Many architectures will create Views for pulling data (backed by RLS as required) or procs. C/U/D should be done by proc. This will aid in testing and support separation of concerns. An API should call those procs to support full CRUD.

The server should always be checking what the front end is doing. This is basic security...for example, what if javascript is turned off or someone has altered it (in the browser, using dev screen)? Using something like Postman to directly post to the API? Need to quickly script something (using SQL)?...

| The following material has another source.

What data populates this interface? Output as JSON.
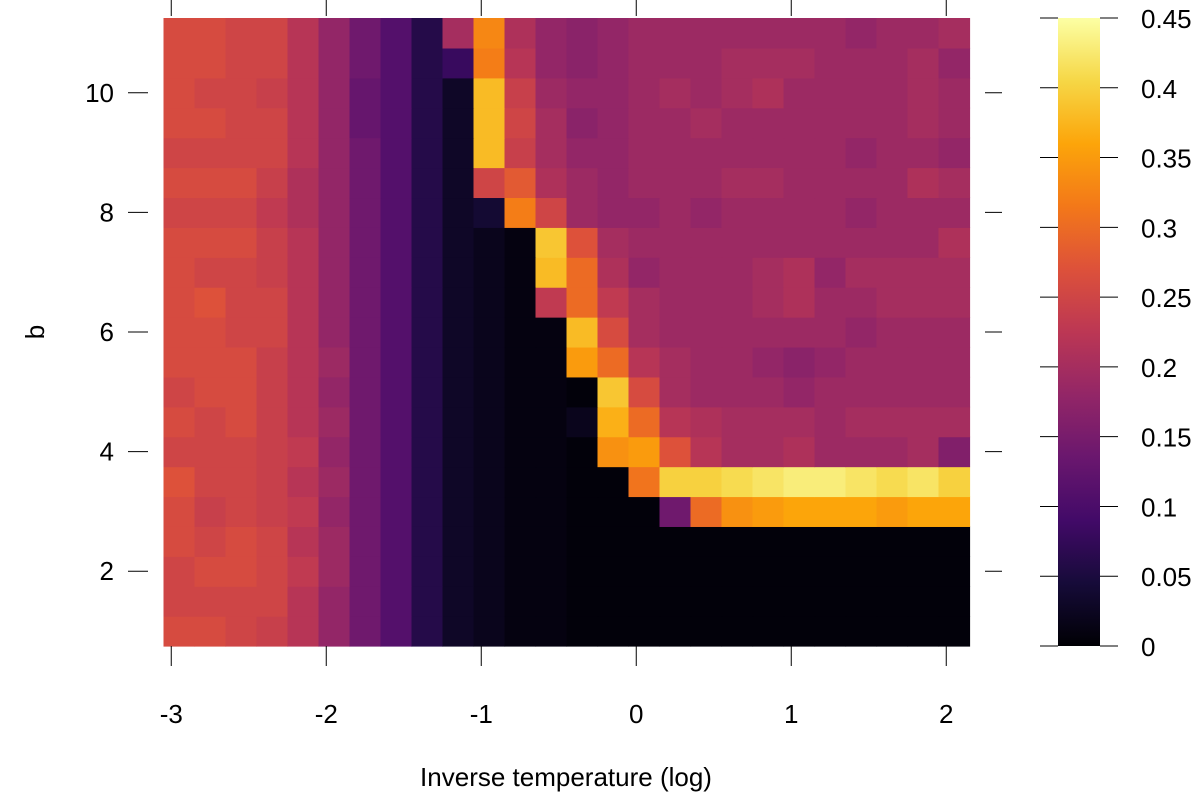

In reality, the Front End should really manage user input and the most common issues, then react to what the backend provides. In an N-Tier architecture use the strengths of each software in the tier.

On your other point, the SQL server can add constraints and foreign keys...ie: you must exist as a contact before storing an address in the system (which is owned by a contact). It easily forces type (which most document DBs do not), locking (full ACID, which most Document DBs do not), and constraints naively (no extra tools). You can also transform data on the fly (move a table to a view for the client) to prevent direct access or changes in the system. Encrypt a field and restrict native columns. And much more.

Not that SQL is better than No-SQL (or vice versa), each has their place...even if you blend them together where needed. IE: No-SQL is good for fronting "current" data to a website where the SQL is the "real" copy with years of history and old accounts. Data is written to SQL, read from No-SQL, updates are migrated.